Membaca Al-Qur’an merupakan ibadah yang paling utama dan
dicintai Allah. Dalam hal ini para ulama sepakat, bahwa hukum membaca Al-Qur’an
adalah wajib ‘ain. Maknanya, setiap individu yang mengaku dirinya muslim harus
mampu baca Al-Qur’an dengan baik dan benar. Kalau tidak, maka ia berdosa.
Karena bagaimana mungkin kita mengamalkan al-Qur’an tanpa mau
membaca dan memahaminya. Beriman terhadap Al-Qur’an bukan sekedar percaya saja,
namun mesti dibuktikan dengan implementasi yang nyata sebagai tuntutan dari iman
tersebut yaitu membaca, memahami dan mengamalkannya dalam kehidupan
sehari-hari.
Sungguh banyak keutamaan dan keuntungan yang diperoleh bagi
orang yang membaca al Qur’an.
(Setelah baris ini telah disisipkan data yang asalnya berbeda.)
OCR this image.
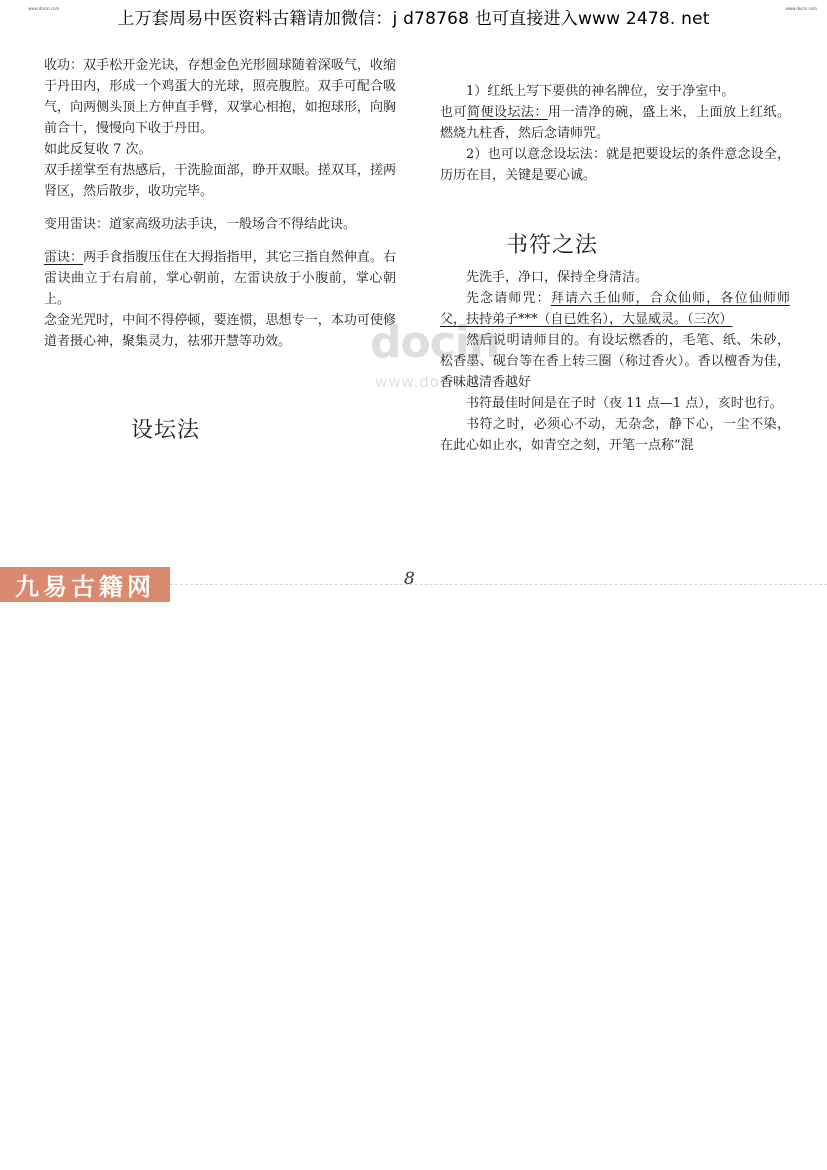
上万套周易中医资料古籍请加微信：j d78768 也可直接进入www 2478. net
www.docin.com	www.docin.com
docin
www.docin

收功：双手松开金光诀，存想金色光形圆球随着深吸气，收缩于丹田内，形成一个鸡蛋大的光球，照亮腹腔。双手可配合吸气，向两侧头顶上方伸直手臂，双掌心相抱，如抱球形，向胸前合十，慢慢向下收于丹田。

如此反复收 7 次。

双手搓掌至有热感后，干洗脸面部，睁开双眼。搓双耳，搓两肾区，然后散步，收功完毕。

变用雷诀：道家高级功法手诀，一般场合不得结此诀。

雷诀：两手食指腹压住在大拇指指甲，其它三指自然伸直。右雷诀曲立于右肩前，掌心朝前，左雷诀放于小腹前，掌心朝上。

念金光咒时，中间不得停顿，要连惯，思想专一，本功可使修道者摄心神，聚集灵力，祛邪开慧等功效。

设坛法

1）红纸上写下要供的神名牌位，安于净室中。

也可简便设坛法：用一清净的碗，盛上米，上面放上红纸。燃烧九柱香，然后念请师咒。

2）也可以意念设坛法：就是把要设坛的条件意念设全，历历在目，关键是要心诚。

书符之法

先洗手，净口，保持全身清洁。

先念请师咒：拜请六壬仙师，合众仙师，各位仙师师父，扶持弟子***（自已姓名），大显威灵。（三次）

然后说明请师目的。有设坛燃香的，毛笔、纸、朱砂，松香墨、砚台等在香上转三圈（称过香火）。香以檀香为佳，香味越清香越好

书符最佳时间是在子时（夜 11 点—1 点），亥时也行。

书符之时，必须心不动，无杂念，静下心，一尘不染，在此心如止水，如青空之刻，开笔一点称“混

8
九易古籍网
Diantara keutamaan dan keuntungan orang yang
membaca al-Qur’an yaitu;
Orang yang pandai (mahir, lancar dan benar) membaca Al-Qur’an
akan disediakan tempat yang paling istimewa di surga bersama para malaikat yang
suci. Sedangkan
orang yang membaca terbata-bata (belum pandai), maka ia akan diberi dua pahala
yaitu pahala mau belajar dan kesungguhan membaca, sesuai dengan sabda
Rasulullah saw, ”Orang yang pandai membaca Al-Qur’an akan ditempatkan
bersama kelompok para Malaikat yang mulia dan terpuji. Adapun orang yang
terbata-bata dan sulit membacanya akan mendapat dua pahala.” (H.R Bukhari &
Muslim).
KENAPA QUR’AN HARUS
DIPELAJARI SECARA TALAQI?
Seperti yang diketahui, pada prinsipnya Al-Qur’an bukanlah
“tulisan” (rasm), tetapi “bacaan” (qira’ah), dalam arti ucapan dan sebutan.
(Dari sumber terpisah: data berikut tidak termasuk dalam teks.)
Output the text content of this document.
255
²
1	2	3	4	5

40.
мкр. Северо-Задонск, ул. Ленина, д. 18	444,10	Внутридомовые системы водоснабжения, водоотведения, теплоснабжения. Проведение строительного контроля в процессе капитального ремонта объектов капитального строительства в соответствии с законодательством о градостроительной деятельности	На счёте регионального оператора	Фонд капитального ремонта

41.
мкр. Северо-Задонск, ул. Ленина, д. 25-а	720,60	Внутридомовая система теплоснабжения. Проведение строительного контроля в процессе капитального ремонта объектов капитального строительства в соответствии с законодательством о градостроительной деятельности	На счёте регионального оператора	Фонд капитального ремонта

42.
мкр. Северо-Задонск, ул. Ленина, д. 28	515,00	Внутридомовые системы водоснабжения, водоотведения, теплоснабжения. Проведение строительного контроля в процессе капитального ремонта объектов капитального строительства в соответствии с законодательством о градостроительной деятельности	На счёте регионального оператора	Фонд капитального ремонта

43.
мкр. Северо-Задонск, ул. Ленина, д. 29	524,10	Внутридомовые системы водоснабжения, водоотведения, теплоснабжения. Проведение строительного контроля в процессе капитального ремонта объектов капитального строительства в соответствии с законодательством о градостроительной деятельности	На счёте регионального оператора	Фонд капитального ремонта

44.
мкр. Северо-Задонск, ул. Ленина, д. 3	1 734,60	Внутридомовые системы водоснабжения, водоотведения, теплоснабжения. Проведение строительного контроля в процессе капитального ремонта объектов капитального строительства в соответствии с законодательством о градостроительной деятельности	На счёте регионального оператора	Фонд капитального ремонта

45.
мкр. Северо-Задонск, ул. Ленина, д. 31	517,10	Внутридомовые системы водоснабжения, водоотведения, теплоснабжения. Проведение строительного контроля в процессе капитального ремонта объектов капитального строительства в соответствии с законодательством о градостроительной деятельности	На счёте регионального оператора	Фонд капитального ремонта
Baik proses turun-(pewahyuan)-nya maupun penyampaian, pengajaran dan
periwayatan-(transmisi)-nya dilakukan melalui lisan dan hafalan, bukan tulisan.
Karena itu, dari dahulu yang dimaksud dengan “membaca” Al-Qur’an adalah membaca
dari ingatan (qara’a ‘an zhahri qalbin). Sedangkan tulisan berfungsi sebagai
penunjang semata. Sebab sumber semua tulisan itu sendiri adalah hafalan, atau
apa yang sebelumnya telah tertera dalam ingatan sang qari’ (baca: M.M.
Al-A’zami).
Selain itu, sebagaimana diketahui, karakter huruf arab sangat
jauh berbeda dengan huruf latin. Malah kalau boleh dibilang, semua huruf arab
itu tidak ada padanannya dalam huruf latin.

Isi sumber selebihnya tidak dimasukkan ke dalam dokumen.